ÖRNEK : 10 yıldan daha fazla kıdemi olan bir uçuş personeli haksız olarak işten çıkarılırsa işverenden 18 aylık ücreti tutarında tazminat alabilir.
Haklı sebebe dayanmayan fesih ( md 438 ) “ İşveren, haklı sebep olmaksızın hizmet sözleşmesini derhâl feshederse işçi, belirsiz süreli sözleşmelerde, fesih bildirim süresine; belirli süreli sözleşmelerde ise, sözleşme süresine uyulmaması durumunda, bu sürelere uyulmuş olsaydı kazanabileceği miktarı, tazminat olarak isteyebilir…… Hâkim, bütün durum ve koşulları göz önünde tutarak, ayrıca miktarını serbestçe belirleyeceği bir tazminatın işçiye ödenmesine karar verebilir; ancak belirlenecek tazminat miktarı, işçinin altı aylık ücretinden fazla olamaz.”

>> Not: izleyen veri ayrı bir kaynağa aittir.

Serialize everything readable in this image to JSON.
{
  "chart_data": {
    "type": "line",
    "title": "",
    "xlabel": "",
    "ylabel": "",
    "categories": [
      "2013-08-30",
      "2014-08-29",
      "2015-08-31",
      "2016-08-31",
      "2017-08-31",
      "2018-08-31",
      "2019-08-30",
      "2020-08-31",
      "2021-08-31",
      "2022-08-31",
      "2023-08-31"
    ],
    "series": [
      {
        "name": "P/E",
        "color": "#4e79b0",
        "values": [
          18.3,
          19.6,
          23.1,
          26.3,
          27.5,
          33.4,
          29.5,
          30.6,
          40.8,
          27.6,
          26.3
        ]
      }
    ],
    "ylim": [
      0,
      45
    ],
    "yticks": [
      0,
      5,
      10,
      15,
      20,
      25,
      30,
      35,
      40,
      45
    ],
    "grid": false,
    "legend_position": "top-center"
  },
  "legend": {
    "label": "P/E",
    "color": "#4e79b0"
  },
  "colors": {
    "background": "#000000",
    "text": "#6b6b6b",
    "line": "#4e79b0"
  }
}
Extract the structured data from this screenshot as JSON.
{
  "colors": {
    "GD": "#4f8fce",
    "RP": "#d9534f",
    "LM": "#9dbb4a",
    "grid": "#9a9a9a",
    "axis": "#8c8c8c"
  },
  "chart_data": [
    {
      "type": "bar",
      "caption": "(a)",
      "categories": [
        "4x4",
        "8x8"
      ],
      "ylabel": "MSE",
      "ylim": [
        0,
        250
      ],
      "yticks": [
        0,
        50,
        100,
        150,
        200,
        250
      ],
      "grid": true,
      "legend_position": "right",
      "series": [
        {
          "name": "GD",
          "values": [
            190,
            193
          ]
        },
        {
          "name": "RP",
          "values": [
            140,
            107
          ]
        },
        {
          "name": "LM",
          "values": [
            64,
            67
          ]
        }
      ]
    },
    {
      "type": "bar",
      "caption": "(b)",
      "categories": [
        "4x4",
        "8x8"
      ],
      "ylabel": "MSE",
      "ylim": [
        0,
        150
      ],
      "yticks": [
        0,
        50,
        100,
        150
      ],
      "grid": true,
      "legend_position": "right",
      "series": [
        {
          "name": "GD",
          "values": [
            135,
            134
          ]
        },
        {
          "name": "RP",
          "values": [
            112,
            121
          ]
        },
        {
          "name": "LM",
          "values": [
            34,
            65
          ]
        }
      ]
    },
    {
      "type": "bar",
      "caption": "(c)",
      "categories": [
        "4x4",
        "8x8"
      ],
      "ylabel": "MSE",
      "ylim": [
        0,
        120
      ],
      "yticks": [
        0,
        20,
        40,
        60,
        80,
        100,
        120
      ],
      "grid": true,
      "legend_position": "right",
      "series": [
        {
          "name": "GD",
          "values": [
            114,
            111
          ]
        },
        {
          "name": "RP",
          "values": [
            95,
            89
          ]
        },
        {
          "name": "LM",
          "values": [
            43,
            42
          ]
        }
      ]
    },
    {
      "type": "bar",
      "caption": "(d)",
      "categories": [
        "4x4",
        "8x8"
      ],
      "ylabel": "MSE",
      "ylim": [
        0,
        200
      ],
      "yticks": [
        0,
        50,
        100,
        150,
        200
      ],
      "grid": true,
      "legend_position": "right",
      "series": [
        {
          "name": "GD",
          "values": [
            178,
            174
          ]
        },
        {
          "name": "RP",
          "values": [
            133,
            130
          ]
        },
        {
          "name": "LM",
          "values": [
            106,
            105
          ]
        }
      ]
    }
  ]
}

Ölüm tazminatı hakkı ( md 440 ) “ …..İşveren, işçinin sağ kalan eşine ve ergin olmayan çocuklarına, yoksa bakmakla yükümlü olduğu kişilere, ölüm gününden başlayarak bir aylık; hizmet ilişkisi beş yıldan uzun bir süre devam etmişse, iki aylık ücret tutarında bir ödeme yapmakla yükümlüdür.”